Binary Search: A compromise between the first two methods, this strategy repeatedly divides the log in half, using the LLM to determine which segment contains the error. It then recursively searches the identified segment, offering a balance of cost and performance.
 
Experimental Results and Key Findings

Experiments were conducted in two settings: one where the LLM knows the ground truth answer to the problem the Multi-Agent system is trying to solve (With Ground Truth) and one where it does not (Without Ground Truth). The primary model used was GPT-4o, though other models were also tested. The systematic evaluation of these methods on the Who&When dataset yielded several important insights:

  • A Long Way to Go: Current methods are far from perfect. Even the best-performing single method achieved an accuracy of only about 53.5% in identifying the responsible agent and a mere 14.2% in pinpointing the exact error step. Some methods performed even worse than random guessing, underscoring the difficulty of the task.
  • No “All-in-One” Solution: Different methods excel at different aspects of the problem.
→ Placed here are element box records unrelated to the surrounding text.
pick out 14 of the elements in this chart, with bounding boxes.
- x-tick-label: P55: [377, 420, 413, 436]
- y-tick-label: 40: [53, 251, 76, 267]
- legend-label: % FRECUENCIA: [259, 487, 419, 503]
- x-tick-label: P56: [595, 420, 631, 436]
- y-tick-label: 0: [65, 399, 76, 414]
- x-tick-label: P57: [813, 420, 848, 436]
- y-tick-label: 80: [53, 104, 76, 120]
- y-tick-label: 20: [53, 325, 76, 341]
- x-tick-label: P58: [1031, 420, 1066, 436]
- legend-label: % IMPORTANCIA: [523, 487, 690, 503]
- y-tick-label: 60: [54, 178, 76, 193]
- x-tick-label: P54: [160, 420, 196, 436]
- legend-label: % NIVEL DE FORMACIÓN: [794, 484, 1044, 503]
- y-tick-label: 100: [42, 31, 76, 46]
The All-at-Once method is better at identifying “Who,” while the Step-by-Step method is more effective at determining “When.” The Binary Search method provides a middle-ground performance.
  • Hybrid Approaches Show Promise but at a High Cost: The researchers found that combining different methods, such as using the All-at-Once approach to identify a potential agent and then applying the Step-by-Step method to find the error, can improve overall performance. However, this comes with a significant increase in computational cost.